The omission downplays sin which, in flip, diminishes the grace of the gospel and distorts the method of sanctification. At worst, the omission displays the incursion of Roman Catholic notions of concupiscence (a germ that solely turns into sin upon consent of the desire) amongst Reformed church buildings which creates a backdoor for non-forensic accounts of justification. Regardless of the case, we might do properly to convey our liturgical practices into conformity with our confessional requirements to keep away from such errors.
Conclusion
Prayers of confession supply a wealthy liturgical second for congregations to replicate on the foundation and fruit of their sinful depravity and to rejoice and provides thanks for the tender mercies of our God in Jesus Christ. Let’s not stifle that religious train by cramming the prayer of confession into the pastoral intercession. Extra importantly, let’s not curb confession with prayers that don’t replicate Scripture, our confessional requirements, or theological custom.
Human depravity deserves strong liturgical consideration as a result of the theological account of our sinful predicament has a direct bearing on our apprehension of the free grace of God in Jesus Christ.
Chuck Colson serves as senior pastor of Christ Church Presbyterian in Jacksonville, Florida, and likewise serves as visitor lecturer at Reformed Theological Seminary in Orlando.
1 See additionally Psalm 51:14; 107:1-43; Luke 17:11-19; Romans 7:24-25.
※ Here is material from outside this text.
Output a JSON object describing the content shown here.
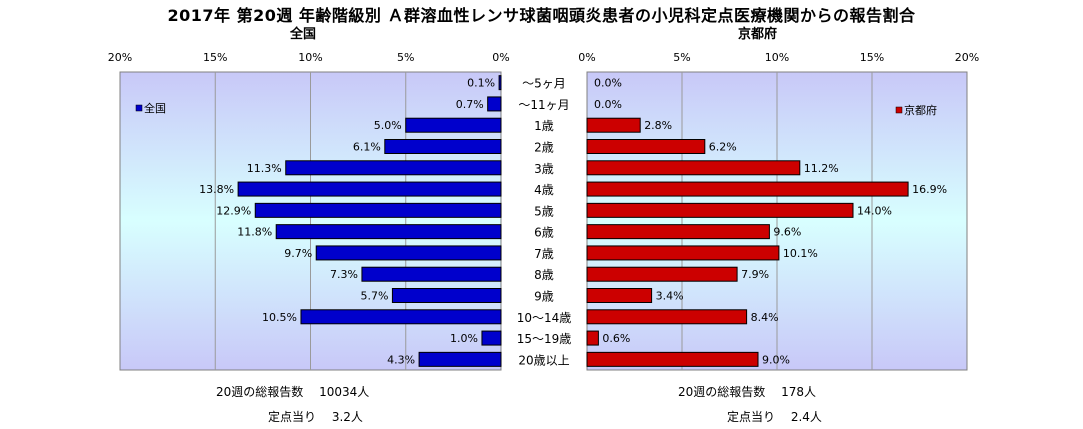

2 Mark Earngey and Jonathan Gibson (eds.), Reformation Worship (Greensboro: New Development Press, 2018), 308.
3 Commentary on Genesis 3:6, Calvin Theological Society 1:151.
4 Institutes II.1.8.
5 Institutes III.3.12.
6 Institutes III.3.10, CO 2:441
7 Institutes III.3.10; III.3.13.
8 Institutes III.3.8.
9 Knox follows Calvin in his prayer of confession. See Earngey and Gibson, Reformation, 569-570.
10 Robert Rayburn, O Come, Let Us Worship: Company Worship within the Evangelical Church (Grand Rapids: Baker, 1980), 187-190.
11 Timothy Keller, Reformed Worship within the International Metropolis, in Worship by the E-book ed. D. A. Carson (Grand Rapids: Zondervan, 2002), 240-248.
12 See Every day Morning Prayer: Ceremony I in The E-book of Frequent Prayer (1979).